Но я собираюсь в школу,
Чтоб ей передать привет.

Букеты, наряды, букеты.
И столько улыбок, волнений, тревог!
А я постараюсь выбрать
Лучшую из дорог.

С улыбкой смотрю на учителя.
Он первый меня поведёт
В тот путь, что называется
Дорогою Знаний, Любви и Забот.

Закончились все напутствия,
И вот прозвенел звонок.
Все дети с улыбкой на лицах
Спешили в свой класс на урок.

Улыбки, улыбки, улыбки!
А слёзы – не в счёт.
Иду я сегодня в школу,
А мама холщовую сумку несёт.

                Декабрь  98 (53год)

***
Иду я в первый класс
Мне новую сумку сшили
И в школу снарядили.
Меня собрали в школу,
Иду я в первый класс.

Я утром рано встала,
Лишь солнце заиграло
У печки на заслонке
И на другой стене.

Меня все окружили,
Всё в сумку положили.
Мне банты завязали,
Ботинки принесли.

Сижу за первой партой.
В тетради ни помарки.
Учительница хвалит
И дочкою зовёт.

Такая молодая, красивая, родная.
И мне хотелось очень мамою назвать.
Она меня просила,
Но мама не пустила, сказав:
- Они мои все дети,
А я должно, их мать.

                98 год (53)

Моя  Журавлинка

Я никогда не изменю своей деревне.
Пускай совсем забытой и глухой.
И не забыть в ней моего народа
Родной деревни маленькой такой.

Где журавли к нам в гости прилетали.
Где люди так друг друга берегли.
Они, как братья, всем нам помогали.
А мы сказать «спасибо» не смогли.

Рассыпалась вся наша Журавлинка,
Разъехались в ней люди – кто куда.
А время – трудное и уж, наверно,
Мне не вернуться вновь туда.

Там похоронены все мои предки:
Отец, дед, бабка (мама далеко).
Я с детства помню лишь
По фотографии их лица.
А без неё их вспомнить не легко.

Отец во сне мне часто снится.
А мать похоронить я не смогла.
И будто с ней живою говорю я,
Её я голос слышу иногда:
- Ничего, ничего, детки (любила она повторять).
Вот подрастёте, пойдёте работать,
Жизнь должна лучше стать.
- Нет, - спорит с нею бабка (это значит её мать).
- Чует моё сердце: жизни лучше не стать.

Войну, сиротство, голод – должны твои дети узнать.
Ты же станешь вдовою с кучею детей….
Семеро…. В годину лихолетий
Тебе их едва бы поднять.

Но, если Господь милостив,
То должен тебе помогать.
Мать, не споря с судьбою,
Что уготовила столько ей мук,
Что была жестокою с нею: мать, ведь, не знала наук.

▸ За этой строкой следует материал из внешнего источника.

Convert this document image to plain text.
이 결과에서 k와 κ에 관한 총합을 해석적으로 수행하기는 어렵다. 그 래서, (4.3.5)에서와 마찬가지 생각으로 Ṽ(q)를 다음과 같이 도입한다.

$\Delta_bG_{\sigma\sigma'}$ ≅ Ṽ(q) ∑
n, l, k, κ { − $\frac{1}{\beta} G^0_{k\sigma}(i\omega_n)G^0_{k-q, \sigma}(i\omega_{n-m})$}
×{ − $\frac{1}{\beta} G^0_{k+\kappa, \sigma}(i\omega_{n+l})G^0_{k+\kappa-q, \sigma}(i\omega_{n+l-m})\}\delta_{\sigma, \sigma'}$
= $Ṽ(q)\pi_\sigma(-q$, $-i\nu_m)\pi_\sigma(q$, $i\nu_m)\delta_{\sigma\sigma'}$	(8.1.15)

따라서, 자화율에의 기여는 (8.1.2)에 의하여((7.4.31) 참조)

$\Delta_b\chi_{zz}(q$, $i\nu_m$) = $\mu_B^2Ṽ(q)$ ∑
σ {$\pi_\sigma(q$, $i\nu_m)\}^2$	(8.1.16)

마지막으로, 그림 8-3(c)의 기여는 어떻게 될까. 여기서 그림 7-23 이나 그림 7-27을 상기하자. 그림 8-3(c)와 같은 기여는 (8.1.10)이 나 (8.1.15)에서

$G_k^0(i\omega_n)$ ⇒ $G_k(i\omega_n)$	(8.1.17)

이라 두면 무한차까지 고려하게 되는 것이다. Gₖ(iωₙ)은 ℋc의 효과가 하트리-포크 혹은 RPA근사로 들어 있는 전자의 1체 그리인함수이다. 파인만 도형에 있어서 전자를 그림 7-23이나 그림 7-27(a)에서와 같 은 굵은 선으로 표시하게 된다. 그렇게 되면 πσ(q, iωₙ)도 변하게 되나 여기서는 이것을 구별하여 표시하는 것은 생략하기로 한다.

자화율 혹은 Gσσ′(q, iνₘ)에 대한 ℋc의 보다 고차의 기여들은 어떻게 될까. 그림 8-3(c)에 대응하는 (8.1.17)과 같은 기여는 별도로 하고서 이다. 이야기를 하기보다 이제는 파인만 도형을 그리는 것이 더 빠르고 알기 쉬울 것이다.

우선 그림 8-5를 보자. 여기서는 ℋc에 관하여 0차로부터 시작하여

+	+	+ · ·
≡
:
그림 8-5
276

Детей растила в труде, как могла.
Судьба ей спасибо сказала,
И долгую жизнь дала.
Своих детей видела мало.
Мало им ласки дала.
Возможно, большую ласку
На пятнадцать внуков перенесла.

Нянчила ещё правнуков,
Десять их было всего.
Отец же не видел сына последнего,
Что так был похож на него.

                Март 98 года

                Ягоды
Ещё не высохли от ночи утренние росы.
Ещё деревня спит загадочно во сне.
А наши ноги  босы -  уже бегут по скошенной стерне.
И мы втроём, в обнимку, каждый со своим ведёрком
Наполнить спелой ягодой его должны.
И ничего, что ноги стёрты,
Привычно, что в кровавых ссадинах они…
И вот мы в поле. От запахов лесных кружится голова.
Лежит клубника спелая на дне ведёрка,
Как будто сладкая халва.
                Ноябрь 98года
                Тоска по родине
В родной деревеньке нашей
Где над озером рос камыш,
И слетались птицы на голубую тишь.
Там жили хорошие люди.
Как родные были они.
Всей деревней гуляли весёлые свадьбы,
И в последний путь провожали в тяжёлые дни.

Родная моя, Журавлинка,
Как мне тебя не любить?
Народ мой – простой и великий.
Как мне тебя благодарить?

Там в деревенской школе,
Не ведая страшных мук,
С любовью к родному учителю
Шли по ступенькам наук.

Там получали знания и навыки труда.
В городе учились профессии,
А душой тянулись туда.

В каждом дворе в деревне
Росла трава – мурава.
А память друг о друге
В каждом сердце была жива.

Разорили нашу деревню,
Укрупнили в совхоз.
И каждый с собой далёко
Частицу родины в сердце увёз.

Родная моя Журавлинка!
Я так благодарна судьбе –
Народ мой родной и великий,
Я помню всю жизнь о тебе.

                Апрель 98 года

                Моя деревня
Вот наш ветхий домишка.
А вокруг: ни кола, ни двора.
Вдоль по улице тянуться тропки.
В каждом доме трава – мурава.
Под окошком купаются куры.
За деревней коровы мычат.
На скамейках, лузгая  семечки,
Караулят бабки внучат.

Вот уж солнце на сон  закатилось.
Наступила вокруг тишина.
За околицей парни собрались,
И невесты пришли, как одна.

Заиграла гармошка заливисто.
Закружились в танце все.
В небе звёзды зажглись ярко.
И луна – во всей красе.

Молодёжь распевала песни.
До утра бы ходила она,
Но  « отплакала», вдруг,  гармошка.
И угасла на небе луна.
                Май 98 года

Детский дом
(Посвящаю воспитанникам Тургоякского детского дома 1956-1960 годы)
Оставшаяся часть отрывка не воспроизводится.